Aus dem Niederländischen von Christiane Kuby. Es ist 1953. Eldert Haman tritt eine Arbeitsstelle als Lehrer an in einem katholischen Internat. Bald schon überredet ihn Vater Benedictus, dem Kloster beizutreten und alles Weltliche aufzugeben. Eldert, ein Moralist und überzeugter Pädagoge, entscheidet sich für das Kloster - und gegen die attraktive Patricia, die ihn vor die Wahl zwischen mönchischem Leben und der Liebe stellt.
Im Kloster wird er mehr und mehr zum Außenseiter, der mit ansehen muss, wie nicht nur ein Mönch psychische und sexuelle Gewalt gegen die Schüler ausübt. Gefangen in der Komplizenschaft mit einem diktatorischen System und in Angst um seine Zukunft, gerät Eldert in ein Dilemma, aus dem ihn nur Patricia retten kann.

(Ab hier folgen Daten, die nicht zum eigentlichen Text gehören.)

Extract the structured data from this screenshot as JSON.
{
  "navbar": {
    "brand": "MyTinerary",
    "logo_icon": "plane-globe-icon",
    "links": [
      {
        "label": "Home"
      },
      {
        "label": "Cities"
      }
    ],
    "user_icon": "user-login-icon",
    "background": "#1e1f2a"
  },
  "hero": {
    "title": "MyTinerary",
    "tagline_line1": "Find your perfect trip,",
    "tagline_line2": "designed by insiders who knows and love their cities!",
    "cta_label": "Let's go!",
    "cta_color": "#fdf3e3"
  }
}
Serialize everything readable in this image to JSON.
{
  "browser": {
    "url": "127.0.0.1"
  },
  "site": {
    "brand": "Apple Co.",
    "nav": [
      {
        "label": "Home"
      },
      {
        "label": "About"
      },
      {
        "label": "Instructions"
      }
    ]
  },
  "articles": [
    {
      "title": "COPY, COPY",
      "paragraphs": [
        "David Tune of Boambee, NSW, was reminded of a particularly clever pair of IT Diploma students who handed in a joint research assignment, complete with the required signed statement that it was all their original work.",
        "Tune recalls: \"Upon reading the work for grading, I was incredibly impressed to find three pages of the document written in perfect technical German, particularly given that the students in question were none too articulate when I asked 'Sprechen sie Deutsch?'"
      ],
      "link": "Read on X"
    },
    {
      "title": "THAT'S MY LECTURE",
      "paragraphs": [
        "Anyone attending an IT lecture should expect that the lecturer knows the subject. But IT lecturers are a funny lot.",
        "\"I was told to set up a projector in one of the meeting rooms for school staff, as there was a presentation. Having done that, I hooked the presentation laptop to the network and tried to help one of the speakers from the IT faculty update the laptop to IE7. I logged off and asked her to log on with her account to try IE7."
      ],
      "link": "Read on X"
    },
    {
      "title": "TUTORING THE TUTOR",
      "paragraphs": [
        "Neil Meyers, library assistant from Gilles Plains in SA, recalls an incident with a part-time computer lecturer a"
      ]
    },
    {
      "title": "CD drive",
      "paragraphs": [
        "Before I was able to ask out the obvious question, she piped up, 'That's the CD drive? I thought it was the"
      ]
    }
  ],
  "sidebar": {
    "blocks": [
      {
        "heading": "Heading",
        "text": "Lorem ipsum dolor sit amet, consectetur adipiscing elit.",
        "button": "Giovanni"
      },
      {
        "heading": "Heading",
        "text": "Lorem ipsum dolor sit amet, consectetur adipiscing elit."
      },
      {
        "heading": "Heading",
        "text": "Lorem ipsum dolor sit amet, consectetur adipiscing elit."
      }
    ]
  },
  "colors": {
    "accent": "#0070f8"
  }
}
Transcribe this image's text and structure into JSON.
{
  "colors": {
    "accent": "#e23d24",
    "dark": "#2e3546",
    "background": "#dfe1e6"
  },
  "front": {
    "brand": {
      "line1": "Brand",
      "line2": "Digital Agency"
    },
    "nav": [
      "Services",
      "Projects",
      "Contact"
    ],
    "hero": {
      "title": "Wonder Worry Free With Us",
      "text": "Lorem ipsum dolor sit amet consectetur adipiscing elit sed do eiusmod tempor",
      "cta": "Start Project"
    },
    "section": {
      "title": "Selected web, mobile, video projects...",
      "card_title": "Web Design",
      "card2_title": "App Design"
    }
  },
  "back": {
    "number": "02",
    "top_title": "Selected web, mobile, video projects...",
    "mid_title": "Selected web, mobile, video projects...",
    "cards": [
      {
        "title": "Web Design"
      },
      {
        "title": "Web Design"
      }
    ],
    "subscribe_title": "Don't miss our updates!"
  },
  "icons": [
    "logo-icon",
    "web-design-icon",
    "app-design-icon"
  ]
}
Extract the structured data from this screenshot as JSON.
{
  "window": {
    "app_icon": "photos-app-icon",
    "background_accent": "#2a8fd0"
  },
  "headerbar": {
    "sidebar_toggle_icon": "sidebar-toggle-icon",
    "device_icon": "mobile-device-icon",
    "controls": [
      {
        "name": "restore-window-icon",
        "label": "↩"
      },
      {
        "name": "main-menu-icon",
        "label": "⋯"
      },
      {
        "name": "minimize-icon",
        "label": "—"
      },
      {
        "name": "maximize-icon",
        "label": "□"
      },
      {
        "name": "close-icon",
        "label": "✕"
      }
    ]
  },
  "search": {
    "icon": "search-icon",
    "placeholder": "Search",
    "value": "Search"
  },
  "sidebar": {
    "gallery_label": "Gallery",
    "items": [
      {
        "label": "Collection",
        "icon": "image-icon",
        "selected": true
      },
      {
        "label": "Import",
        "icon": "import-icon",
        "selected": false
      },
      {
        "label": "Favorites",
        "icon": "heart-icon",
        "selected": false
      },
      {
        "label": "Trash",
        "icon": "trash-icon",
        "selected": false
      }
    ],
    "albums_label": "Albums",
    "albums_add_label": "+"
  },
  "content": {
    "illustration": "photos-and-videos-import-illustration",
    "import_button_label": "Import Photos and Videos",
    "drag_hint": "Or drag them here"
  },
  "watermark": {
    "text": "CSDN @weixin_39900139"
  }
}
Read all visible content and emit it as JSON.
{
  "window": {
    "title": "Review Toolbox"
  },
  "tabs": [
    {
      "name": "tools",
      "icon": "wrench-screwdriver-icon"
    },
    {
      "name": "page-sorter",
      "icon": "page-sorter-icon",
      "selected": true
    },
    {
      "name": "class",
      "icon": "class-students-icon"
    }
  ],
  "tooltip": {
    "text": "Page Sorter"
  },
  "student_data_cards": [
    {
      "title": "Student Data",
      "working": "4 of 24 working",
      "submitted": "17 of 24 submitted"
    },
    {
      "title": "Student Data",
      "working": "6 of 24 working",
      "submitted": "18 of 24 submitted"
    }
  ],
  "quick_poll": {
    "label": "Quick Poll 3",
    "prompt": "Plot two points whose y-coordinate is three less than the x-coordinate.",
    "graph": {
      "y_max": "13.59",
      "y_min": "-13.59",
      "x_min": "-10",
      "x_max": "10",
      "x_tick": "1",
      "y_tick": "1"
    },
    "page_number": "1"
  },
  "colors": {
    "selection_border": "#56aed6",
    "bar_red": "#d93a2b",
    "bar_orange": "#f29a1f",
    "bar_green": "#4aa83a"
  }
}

Zwischen internen Machtkämpfen, pervertierten Weltansichten und Liebeseskapaden sucht Eldert nach einem Weg in eine bessere und für ihn "richtige" Zukunft.
Rezensionsnotiz zu
Süddeutsche Zeitung, 18.10.2016
Zwei niederländische Romane, die einiges gemeinsam haben, stellt Volker Breidecker vor: Jeroen Brouwers' "Das Holz" und A.F.Th. van der Heijdens "Das Biest". Beide handeln von sexuellem Missbrauch und seinen Folgen, beide spießen das engherzige katholische Milieu der niederländischen Nachkriegsgesellschaft auf, beide pflegen einen flamboyanten spätbarocken Stil und beide sind glänzend übersetzt, befindet Breidecker. Brouwers "Das Holz" erzählt zwar vom sexuellen Missbrauch von Kindern in einer katholischen Einrichtung. Man liest den Roman aber anders, so Breidecker, wenn man weiß, dass Brouwers selbst in einem solchen Internat erzogen worden war. Seine Mutter, die 1943 nach der japanischen Invasion in Indonesien mit ihrem Sohn in einem Gefangenenlager interniert wurde und wie alle Frauen massiver körperlicher und sexuelelr gewalt ausgesetzt war, hatte ihn nach der Ankunft in den Niederlanden dort hingegeben, erzählt Breidecker. Brouwers verzieh ihr das nie. Der Roman schildert detailliert, "pornografisch und zotig" die Demütigungen und Misshandlungen, die die Kinder über sich ergehen lassen müssen, so der Rezensent. Ihm imponiert die Sprachgewalt Brouwers, dessen Gleichsetzung von Katholizismus mit Faschismus schadet dem Roman jedoch, findet er. Als hätte es in protestantischen Einrichtungen keinen Kindesmissbrauch gegeben.
Rezensionsnotiz zu
Neue Zürcher Zeitung, 16.08.2016
Roman Bucheli findet den Roman von Jeroen Brouwers alles andere als geschmacklos, obgleich der Autor hier eine mehrfach gespiegelte Passionsgeschichte vorlegt, die an Grauen nichts zu wünschen übrig lässt, wie er erklärt. Im repressiven Milieu einer niederländischen Klosterschule im Jahr 1953 arrangiert der Autor laut Bucheli einen Mikrokosmos aus Eros und Gewalt. Parabolisch verbunden mit der Karwoche und der Kollaboration der Niederländer mit den Nazis wenige Jahre zuvor zwingt die Geschichte den Rezensenten zwar in die Rolle des Komplizen und führt ihn als Leser an die Grenze des Erträglichen, doch Duktus, Tempo, Bildlichkeit und Dramaturgie der Geschichte erscheinen ihm derart meisterlich, dass er es geschehen lässt.